Do your assets exceed £325,000?
Historically, relatively few estates attracted Inheritance Tax (IHT) but this has changed radically in recent years because of soaring house prices, particularly in London and the South East. According to recent estimates, this sharp increase in property values and the slower rise in the “Nil Rate” (tax exempt) Band has left around 1.8 million homeowners now vulnerable to IHT.
When you die, your heirs pay 40% IHT on everything you leave above £325,000 (in the current tax year). Married couples (and civil partners) can certainly avoid exposure to IHT on first death as there is no tax liability on assets that pass between spouses or civil partners. However this only delays, not avoids, a tax bill.
A far better option is to consider leaving your Nil rate band to your children (or other beneficiaries) in order not to waste that exemption on your death. This is accomplished by special wording within your Will which can also ensure that your surviving spouse or partner can access the funds placed in trust.
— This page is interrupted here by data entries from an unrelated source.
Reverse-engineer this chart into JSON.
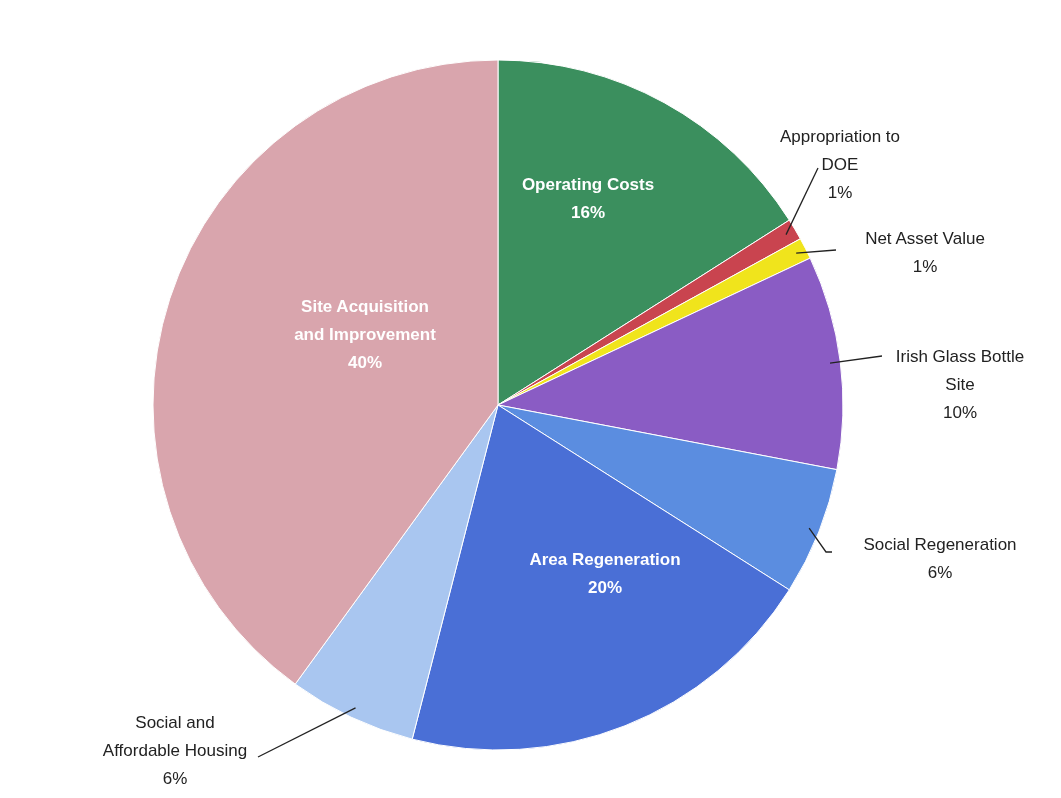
{
  "chart_data": {
    "type": "pie",
    "categories": [
      "Operating Costs",
      "Appropriation to DOE",
      "Net Asset Value",
      "Irish Glass Bottle Site",
      "Social Regeneration",
      "Area Regeneration",
      "Social and Affordable Housing",
      "Site Acquisition and Improvement"
    ],
    "values": [
      16,
      1,
      1,
      10,
      6,
      20,
      6,
      40
    ],
    "colors": [
      "#3b8f5e",
      "#c9444f",
      "#f0e41c",
      "#8a5cc4",
      "#5b8de0",
      "#4a6fd6",
      "#a9c6f0",
      "#d9a5ad"
    ],
    "value_labels": [
      "16%",
      "1%",
      "1%",
      "10%",
      "6%",
      "20%",
      "6%",
      "40%"
    ]
  }
}
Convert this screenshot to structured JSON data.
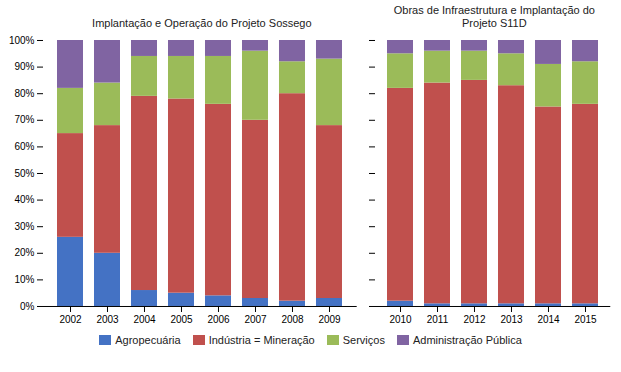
{
  "chart_data": [
    {
      "type": "bar",
      "title": "Implantação e Operação do Projeto Sossego",
      "categories": [
        "2002",
        "2003",
        "2004",
        "2005",
        "2006",
        "2007",
        "2008",
        "2009"
      ],
      "series": [
        {
          "name": "Agropecuária",
          "color": "#4472c4",
          "values": [
            26,
            20,
            6,
            5,
            4,
            3,
            2,
            3
          ]
        },
        {
          "name": "Indústria = Mineração",
          "color": "#c0504d",
          "values": [
            39,
            48,
            73,
            73,
            72,
            67,
            78,
            65
          ]
        },
        {
          "name": "Serviços",
          "color": "#9bbb59",
          "values": [
            17,
            16,
            15,
            16,
            18,
            26,
            12,
            25
          ]
        },
        {
          "name": "Administração Pública",
          "color": "#8064a2",
          "values": [
            18,
            16,
            6,
            6,
            6,
            4,
            8,
            7
          ]
        }
      ],
      "stacked": true,
      "ylim": [
        0,
        100
      ],
      "yticks": [
        {
          "value": 0,
          "label": "0%"
        },
        {
          "value": 10,
          "label": "10%"
        },
        {
          "value": 20,
          "label": "20%"
        },
        {
          "value": 30,
          "label": "30%"
        },
        {
          "value": 40,
          "label": "40%"
        },
        {
          "value": 50,
          "label": "50%"
        },
        {
          "value": 60,
          "label": "60%"
        },
        {
          "value": 70,
          "label": "70%"
        },
        {
          "value": 80,
          "label": "80%"
        },
        {
          "value": 90,
          "label": "90%"
        },
        {
          "value": 100,
          "label": "100%"
        }
      ],
      "legend": "bottom"
    },
    {
      "type": "bar",
      "title": "Obras de Infraestrutura e Implantação do\nProjeto S11D",
      "categories": [
        "2010",
        "2011",
        "2012",
        "2013",
        "2014",
        "2015"
      ],
      "series": [
        {
          "name": "Agropecuária",
          "color": "#4472c4",
          "values": [
            2,
            1,
            1,
            1,
            1,
            1
          ]
        },
        {
          "name": "Indústria = Mineração",
          "color": "#c0504d",
          "values": [
            80,
            83,
            84,
            82,
            74,
            75
          ]
        },
        {
          "name": "Serviços",
          "color": "#9bbb59",
          "values": [
            13,
            12,
            11,
            12,
            16,
            16
          ]
        },
        {
          "name": "Administração Pública",
          "color": "#8064a2",
          "values": [
            5,
            4,
            4,
            5,
            9,
            8
          ]
        }
      ],
      "stacked": true,
      "ylim": [
        0,
        100
      ],
      "yticks": [
        0,
        10,
        20,
        30,
        40,
        50,
        60,
        70,
        80,
        90,
        100
      ],
      "tick_labels": "x",
      "legend": "bottom"
    }
  ]
}
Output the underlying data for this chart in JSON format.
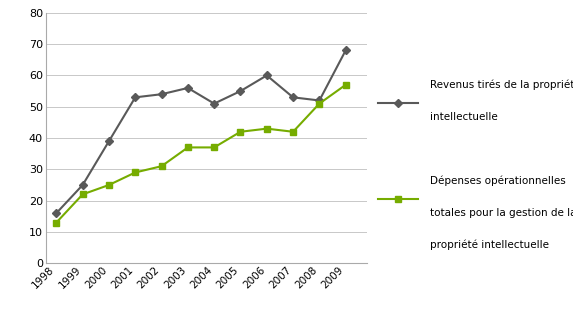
{
  "years": [
    1998,
    1999,
    2000,
    2001,
    2002,
    2003,
    2004,
    2005,
    2006,
    2007,
    2008,
    2009
  ],
  "revenus": [
    16,
    25,
    39,
    53,
    54,
    56,
    51,
    55,
    60,
    53,
    52,
    68
  ],
  "depenses": [
    13,
    22,
    25,
    29,
    31,
    37,
    37,
    42,
    43,
    42,
    51,
    57
  ],
  "revenus_color": "#595959",
  "depenses_color": "#76AC00",
  "ylim": [
    0,
    80
  ],
  "yticks": [
    0,
    10,
    20,
    30,
    40,
    50,
    60,
    70,
    80
  ],
  "legend_revenus_line1": "Revenus tirés de la propriété",
  "legend_revenus_line2": "intellectuelle",
  "legend_depenses_line1": "Dépenses opérationnelles",
  "legend_depenses_line2": "totales pour la gestion de la",
  "legend_depenses_line3": "propriété intellectuelle",
  "background_color": "#ffffff",
  "grid_color": "#c8c8c8"
}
Your spouse or partner will then have a further exemption on their death, thereby doubling the tax free allowance available to set against any IHT bill at second death.
Whilst, in principle, the ‘Combined Married Person’s Allowance’ – if still available in the future – would achieve much the same result and even, in some circumstances, an even greater tax saving, (assuming the tax exempt rate is raised again as promised), its terms are far less flexible and discourage, for example, prior lifetime gifts. An additional advantage of the Nil Rate Band Discretionary Trust strategy is that it provides a framework to ensure that any intended beneficiaries will receive their due inheritance, irrespective of subsequent changes in circumstances and legislation. In any event, if it is clear at second death, that the individual circumstances of the case mean that it would be more tax efficient to set aside the NRB Trust, the Executors are empowered to do so.